Half of small businesses are struggling with pension rules


The research by the Federation for Small Businesses (FSB) has found that nearly half of SMEs do not completely understand how to implement workplace pension schemes while 76% said auto-enrolment will place "too much" pressure on their businesses.

Over the next two years more than a million small and micro businesses will need to set up a workplace pension for their employees under the Government’s automatic enrolment rules. January sees the number of employers reaching their designated staging date – the date on which they need to start complying with auto-enrolment – rapidly ramp up with tens of thousands ‘staging’ each month in 2016 and 2017. 

Jonathan Russell, partner at UK200Group member firm ReesRussell, said:

Auto-enrolment is a huge problem for many small businesses, not simply because many small businesses do not have the time, skills or finance available So far, it has generally been larger business which have had staging dates and with larger businesses not only do we have more internal resource but frequently more structured payrolls. Smaller businesses often have very varied ways within the same business of paying people; a problem which was never recognised even with Real Time Information (RTI) and even now some businesses have problems with that. 

In addition, the Pensions Regulator is getting questions to which it does not have answers – for instance, when it comes to directors, there is no clear ruling as to what constitutes a contract of employment.
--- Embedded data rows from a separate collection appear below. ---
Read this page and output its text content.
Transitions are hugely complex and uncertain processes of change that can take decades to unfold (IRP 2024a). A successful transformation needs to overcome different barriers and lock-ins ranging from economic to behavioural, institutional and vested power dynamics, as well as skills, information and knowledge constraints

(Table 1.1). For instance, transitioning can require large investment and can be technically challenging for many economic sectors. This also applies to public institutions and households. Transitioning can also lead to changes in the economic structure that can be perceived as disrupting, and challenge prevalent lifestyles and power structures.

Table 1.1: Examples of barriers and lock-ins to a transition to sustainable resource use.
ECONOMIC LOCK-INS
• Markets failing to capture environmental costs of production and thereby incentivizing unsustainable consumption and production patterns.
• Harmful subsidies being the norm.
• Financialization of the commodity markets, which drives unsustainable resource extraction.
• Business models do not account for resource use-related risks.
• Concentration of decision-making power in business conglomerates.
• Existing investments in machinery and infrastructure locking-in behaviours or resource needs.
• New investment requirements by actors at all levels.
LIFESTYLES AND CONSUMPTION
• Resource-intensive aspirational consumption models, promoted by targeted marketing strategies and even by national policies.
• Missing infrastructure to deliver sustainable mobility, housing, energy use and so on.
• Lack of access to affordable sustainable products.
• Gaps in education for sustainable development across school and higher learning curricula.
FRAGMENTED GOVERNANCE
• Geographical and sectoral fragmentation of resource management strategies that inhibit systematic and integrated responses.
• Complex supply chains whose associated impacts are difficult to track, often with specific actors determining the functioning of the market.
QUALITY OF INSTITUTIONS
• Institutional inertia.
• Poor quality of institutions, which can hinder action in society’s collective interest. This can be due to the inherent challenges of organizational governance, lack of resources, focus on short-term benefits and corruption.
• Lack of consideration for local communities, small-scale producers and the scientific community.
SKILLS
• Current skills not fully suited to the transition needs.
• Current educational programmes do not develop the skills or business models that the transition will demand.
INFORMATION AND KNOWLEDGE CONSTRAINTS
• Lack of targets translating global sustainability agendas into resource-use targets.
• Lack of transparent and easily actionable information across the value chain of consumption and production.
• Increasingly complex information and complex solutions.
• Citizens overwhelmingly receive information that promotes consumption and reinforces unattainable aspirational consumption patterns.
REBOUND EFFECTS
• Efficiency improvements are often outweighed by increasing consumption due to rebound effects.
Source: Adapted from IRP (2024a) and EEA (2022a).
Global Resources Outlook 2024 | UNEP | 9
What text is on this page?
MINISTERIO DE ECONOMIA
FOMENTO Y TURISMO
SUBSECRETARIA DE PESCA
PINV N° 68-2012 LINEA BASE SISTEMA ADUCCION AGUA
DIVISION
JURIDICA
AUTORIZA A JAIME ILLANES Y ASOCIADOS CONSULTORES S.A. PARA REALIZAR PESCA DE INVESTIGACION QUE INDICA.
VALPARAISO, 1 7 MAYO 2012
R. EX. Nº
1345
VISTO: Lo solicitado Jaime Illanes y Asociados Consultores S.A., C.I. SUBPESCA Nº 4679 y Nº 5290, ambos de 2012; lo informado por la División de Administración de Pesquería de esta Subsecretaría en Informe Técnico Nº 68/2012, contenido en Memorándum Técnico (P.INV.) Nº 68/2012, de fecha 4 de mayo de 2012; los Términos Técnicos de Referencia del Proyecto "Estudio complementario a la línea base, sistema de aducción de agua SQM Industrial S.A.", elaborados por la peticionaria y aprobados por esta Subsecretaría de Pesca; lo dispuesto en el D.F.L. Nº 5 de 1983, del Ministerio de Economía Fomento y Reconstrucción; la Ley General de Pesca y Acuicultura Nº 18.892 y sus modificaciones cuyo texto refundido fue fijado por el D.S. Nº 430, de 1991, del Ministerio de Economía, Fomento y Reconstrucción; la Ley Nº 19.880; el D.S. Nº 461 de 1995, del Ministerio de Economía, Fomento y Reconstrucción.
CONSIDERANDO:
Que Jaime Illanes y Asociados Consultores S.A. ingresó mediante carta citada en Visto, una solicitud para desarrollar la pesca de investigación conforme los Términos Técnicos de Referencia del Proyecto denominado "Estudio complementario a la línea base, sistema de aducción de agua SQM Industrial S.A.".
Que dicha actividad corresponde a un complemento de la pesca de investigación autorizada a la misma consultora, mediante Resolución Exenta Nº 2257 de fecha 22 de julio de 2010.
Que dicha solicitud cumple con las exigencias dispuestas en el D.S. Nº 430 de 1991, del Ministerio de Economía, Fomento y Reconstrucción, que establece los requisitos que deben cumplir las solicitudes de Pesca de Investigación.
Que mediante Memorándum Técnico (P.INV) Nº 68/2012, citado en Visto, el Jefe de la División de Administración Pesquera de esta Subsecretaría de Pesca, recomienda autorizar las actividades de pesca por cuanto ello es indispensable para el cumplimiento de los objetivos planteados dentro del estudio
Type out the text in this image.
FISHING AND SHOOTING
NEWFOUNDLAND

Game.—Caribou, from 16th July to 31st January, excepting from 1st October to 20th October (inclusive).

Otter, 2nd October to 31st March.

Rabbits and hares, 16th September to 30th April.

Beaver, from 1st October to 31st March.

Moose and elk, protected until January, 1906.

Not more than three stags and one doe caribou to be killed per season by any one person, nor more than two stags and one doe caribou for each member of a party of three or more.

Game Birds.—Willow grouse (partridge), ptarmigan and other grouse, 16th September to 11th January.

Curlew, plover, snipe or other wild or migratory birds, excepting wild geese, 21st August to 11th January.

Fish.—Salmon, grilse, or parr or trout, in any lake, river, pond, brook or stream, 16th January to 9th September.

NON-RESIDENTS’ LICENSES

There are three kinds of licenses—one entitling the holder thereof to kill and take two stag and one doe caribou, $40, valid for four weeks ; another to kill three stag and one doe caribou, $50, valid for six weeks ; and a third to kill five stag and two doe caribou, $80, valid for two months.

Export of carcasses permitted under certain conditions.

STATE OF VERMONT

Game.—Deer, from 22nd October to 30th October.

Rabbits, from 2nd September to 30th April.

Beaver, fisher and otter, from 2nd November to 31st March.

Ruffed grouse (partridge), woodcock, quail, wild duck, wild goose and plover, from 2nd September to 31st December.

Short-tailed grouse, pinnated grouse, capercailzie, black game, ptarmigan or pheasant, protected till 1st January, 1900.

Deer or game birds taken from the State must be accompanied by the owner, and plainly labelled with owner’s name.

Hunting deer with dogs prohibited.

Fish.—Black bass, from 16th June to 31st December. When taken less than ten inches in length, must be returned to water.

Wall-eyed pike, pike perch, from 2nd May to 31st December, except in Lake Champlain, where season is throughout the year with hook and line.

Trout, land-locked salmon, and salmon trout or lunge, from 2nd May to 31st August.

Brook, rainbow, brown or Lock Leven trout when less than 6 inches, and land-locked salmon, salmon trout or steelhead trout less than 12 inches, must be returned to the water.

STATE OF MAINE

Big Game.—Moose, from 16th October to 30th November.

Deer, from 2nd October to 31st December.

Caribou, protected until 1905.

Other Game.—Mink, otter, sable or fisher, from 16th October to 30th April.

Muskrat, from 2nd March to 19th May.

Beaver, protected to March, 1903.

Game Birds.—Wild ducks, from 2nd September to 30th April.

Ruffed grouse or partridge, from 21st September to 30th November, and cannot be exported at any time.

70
There are already questions being asked and I’m sure the litigation band wagon will follow quickly behind, as to whether small employers who just opt for NEST or similar provision, are failing in their potential duty to ensure their employees are offered the most appropriate pension scheme. 

Auto-enrolment is seen by many as a government complexity to opt out of their pension responsibility and at the same time creating a cumbersome and expensive responsibility on employers. Many feel there was already a mechanism in place for collection of money, called National Insurance and it would have taken little for Government to ring fence additional contributions, which is what it failed to do back in 1946.